Kendini Arayan İnsanlık!
01 Ekim 2025, Çarşamba 10:36
Savaşlar, istilalar ve soykırımlar gören insanlık, tarih boyunca hiç bu kadar aciz düşmemişti. Birileri bir tarafta nasıl eğleneceğini, akşam yemeğini denize mi yoksa göle karşı mı yiyeceğini, akşam hangi dizinin hangi saatte yayınlanacağını, yeni çıkan cep telefonunun hangi fonksiyonlara sahip olduğunu, yemeklerin tuzlu mu baharatlı mı olduğunu veya bu sene kimin şampiyon olacağını tartışırken diğer tarafta daha gün yüzü görmemiş bebekler psikolojik sağlığı tartışmalı bir topluluğun sebep olduğu savaş sebebiyle başlarına bombalar atılarak öldürülüyor. Aslında ölenin “insanlık” olduğunu anlamak ise hiç zor değil!
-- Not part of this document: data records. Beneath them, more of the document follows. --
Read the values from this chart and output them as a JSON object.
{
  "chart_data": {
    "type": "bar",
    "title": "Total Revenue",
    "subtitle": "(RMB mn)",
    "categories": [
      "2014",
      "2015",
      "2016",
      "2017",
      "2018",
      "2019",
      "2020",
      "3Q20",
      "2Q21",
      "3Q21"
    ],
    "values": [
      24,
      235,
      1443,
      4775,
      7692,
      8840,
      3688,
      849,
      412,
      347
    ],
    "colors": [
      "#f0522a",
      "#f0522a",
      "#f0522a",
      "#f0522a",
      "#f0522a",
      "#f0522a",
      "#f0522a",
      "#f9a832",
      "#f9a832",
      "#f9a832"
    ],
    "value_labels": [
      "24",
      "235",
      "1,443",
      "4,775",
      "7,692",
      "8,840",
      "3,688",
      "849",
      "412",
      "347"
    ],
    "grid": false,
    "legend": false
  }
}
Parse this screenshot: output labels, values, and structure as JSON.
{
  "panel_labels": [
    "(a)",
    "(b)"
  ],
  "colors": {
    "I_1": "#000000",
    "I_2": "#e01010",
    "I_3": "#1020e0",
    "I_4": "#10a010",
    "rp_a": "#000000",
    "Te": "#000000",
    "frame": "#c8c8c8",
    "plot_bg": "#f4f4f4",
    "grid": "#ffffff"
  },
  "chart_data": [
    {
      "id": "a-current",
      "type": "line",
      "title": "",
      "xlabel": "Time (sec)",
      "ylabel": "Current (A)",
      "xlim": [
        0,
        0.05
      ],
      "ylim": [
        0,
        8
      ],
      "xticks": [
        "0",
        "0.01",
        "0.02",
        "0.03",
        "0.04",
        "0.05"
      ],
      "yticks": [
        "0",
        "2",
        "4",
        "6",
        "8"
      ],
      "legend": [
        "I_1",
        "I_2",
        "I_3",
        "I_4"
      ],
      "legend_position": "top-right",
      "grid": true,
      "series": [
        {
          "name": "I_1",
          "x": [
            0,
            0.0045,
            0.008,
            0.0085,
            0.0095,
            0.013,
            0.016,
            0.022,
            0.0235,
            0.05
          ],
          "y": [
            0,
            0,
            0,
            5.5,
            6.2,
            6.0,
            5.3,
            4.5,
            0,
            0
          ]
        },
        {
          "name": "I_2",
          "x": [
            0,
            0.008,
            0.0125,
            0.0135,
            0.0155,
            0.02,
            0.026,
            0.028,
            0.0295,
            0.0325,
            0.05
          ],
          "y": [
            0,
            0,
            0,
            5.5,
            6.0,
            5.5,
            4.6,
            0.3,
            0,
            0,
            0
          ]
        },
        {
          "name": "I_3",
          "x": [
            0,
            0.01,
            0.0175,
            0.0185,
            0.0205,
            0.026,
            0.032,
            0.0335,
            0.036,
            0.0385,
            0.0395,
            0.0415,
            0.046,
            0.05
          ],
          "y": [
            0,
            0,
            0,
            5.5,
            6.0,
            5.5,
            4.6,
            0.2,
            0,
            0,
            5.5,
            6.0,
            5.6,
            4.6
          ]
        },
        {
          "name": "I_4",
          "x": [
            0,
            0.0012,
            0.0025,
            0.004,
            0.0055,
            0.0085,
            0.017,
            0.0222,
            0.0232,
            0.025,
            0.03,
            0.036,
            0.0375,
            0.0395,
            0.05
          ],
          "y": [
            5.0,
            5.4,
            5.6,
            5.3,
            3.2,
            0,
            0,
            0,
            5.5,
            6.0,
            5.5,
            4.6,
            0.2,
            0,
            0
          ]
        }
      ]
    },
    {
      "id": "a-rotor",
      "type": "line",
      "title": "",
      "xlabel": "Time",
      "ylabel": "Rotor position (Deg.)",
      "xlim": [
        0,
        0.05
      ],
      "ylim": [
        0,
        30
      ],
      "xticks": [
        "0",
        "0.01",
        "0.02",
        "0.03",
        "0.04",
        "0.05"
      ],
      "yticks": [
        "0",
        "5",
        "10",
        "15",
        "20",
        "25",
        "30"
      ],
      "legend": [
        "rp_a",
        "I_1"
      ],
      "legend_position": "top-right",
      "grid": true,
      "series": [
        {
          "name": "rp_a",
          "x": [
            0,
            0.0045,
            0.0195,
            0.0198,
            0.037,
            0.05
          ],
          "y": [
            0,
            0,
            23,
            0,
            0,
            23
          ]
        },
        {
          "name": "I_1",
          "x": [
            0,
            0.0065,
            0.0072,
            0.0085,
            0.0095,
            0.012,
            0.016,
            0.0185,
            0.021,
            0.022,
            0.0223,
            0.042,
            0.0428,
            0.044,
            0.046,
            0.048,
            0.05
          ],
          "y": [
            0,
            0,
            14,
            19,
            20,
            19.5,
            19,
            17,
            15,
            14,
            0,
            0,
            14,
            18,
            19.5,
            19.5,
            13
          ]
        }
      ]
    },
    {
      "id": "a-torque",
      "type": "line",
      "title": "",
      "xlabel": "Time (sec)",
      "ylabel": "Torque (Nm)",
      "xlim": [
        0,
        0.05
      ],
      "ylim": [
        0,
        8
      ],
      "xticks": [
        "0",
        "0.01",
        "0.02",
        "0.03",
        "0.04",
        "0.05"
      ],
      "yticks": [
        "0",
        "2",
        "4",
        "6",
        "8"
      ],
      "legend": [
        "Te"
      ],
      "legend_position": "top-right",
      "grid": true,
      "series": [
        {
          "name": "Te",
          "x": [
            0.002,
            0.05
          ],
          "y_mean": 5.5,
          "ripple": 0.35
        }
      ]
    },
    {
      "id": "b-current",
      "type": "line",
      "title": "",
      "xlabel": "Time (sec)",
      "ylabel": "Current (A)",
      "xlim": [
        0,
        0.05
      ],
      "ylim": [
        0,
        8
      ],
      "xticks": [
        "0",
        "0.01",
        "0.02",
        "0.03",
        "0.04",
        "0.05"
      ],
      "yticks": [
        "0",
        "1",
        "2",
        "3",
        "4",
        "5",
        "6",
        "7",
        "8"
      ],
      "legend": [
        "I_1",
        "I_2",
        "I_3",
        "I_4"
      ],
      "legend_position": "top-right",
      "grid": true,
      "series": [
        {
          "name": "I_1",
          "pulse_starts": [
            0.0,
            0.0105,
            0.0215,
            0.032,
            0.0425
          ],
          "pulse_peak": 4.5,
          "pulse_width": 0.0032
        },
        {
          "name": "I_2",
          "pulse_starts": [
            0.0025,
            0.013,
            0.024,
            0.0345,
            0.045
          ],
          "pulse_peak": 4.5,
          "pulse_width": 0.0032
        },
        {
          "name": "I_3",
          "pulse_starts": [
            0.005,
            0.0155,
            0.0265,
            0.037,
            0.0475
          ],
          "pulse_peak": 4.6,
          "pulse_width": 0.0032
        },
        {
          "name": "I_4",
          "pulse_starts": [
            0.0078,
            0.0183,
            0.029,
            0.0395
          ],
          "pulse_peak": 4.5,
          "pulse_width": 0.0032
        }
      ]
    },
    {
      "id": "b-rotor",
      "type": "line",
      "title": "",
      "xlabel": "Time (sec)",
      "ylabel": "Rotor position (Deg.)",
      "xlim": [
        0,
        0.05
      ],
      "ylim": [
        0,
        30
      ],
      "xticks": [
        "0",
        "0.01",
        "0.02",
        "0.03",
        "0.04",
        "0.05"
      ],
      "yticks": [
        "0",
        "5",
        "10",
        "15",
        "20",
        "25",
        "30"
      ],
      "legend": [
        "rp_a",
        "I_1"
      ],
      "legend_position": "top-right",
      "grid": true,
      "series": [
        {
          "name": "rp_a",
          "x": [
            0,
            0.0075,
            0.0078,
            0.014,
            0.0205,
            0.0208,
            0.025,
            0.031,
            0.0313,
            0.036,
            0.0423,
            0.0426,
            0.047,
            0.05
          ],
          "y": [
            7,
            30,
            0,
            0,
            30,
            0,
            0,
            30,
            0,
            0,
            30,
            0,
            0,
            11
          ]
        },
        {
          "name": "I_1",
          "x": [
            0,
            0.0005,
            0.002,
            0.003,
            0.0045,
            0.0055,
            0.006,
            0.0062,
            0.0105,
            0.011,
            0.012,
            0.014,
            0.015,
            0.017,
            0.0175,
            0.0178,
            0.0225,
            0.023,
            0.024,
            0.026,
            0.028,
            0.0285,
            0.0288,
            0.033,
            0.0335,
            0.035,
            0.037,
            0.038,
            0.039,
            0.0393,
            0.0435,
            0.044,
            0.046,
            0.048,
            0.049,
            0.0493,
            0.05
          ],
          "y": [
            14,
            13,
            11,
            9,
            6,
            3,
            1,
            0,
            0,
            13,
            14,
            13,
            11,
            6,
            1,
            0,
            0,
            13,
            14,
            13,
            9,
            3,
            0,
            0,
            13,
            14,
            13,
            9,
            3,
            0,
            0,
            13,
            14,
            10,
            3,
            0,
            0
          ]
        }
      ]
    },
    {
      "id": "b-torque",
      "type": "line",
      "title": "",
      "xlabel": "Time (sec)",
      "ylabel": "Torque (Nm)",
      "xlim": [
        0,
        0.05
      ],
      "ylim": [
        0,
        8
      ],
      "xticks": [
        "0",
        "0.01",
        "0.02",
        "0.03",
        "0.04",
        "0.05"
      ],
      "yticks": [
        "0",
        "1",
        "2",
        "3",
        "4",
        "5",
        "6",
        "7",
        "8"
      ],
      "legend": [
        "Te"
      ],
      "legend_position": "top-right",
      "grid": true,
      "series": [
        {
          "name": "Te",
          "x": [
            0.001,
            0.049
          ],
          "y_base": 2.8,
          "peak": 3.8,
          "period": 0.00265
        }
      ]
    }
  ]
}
Bir tarafta “nasıl zengin oluruz?” derdinde planlar programlar yapılırken diğer tarafta “sabaha sağ çıkar mıyız?” hesabı yapan yavrucakların hazin öykülerini dinliyoruz.
Vurdumduymazlıklarını tarihin mutlaka yazacağı, sefahatin ve zenginliğin üzerinde debelenen, isimlerinin önündeki “İslam ülkesi” lafzını hak etmekten uzak zavallı güruh, şatafatlı hayatlarının devamı için biraz daha fazla kazanmanın hesabını yaparken bir damla suya hasret bebelerin susuzluktan öldüğü acılarla dolu bir dünyanın günlüğünü kırmızı kalemlerle yazamaya devam ediyoruz.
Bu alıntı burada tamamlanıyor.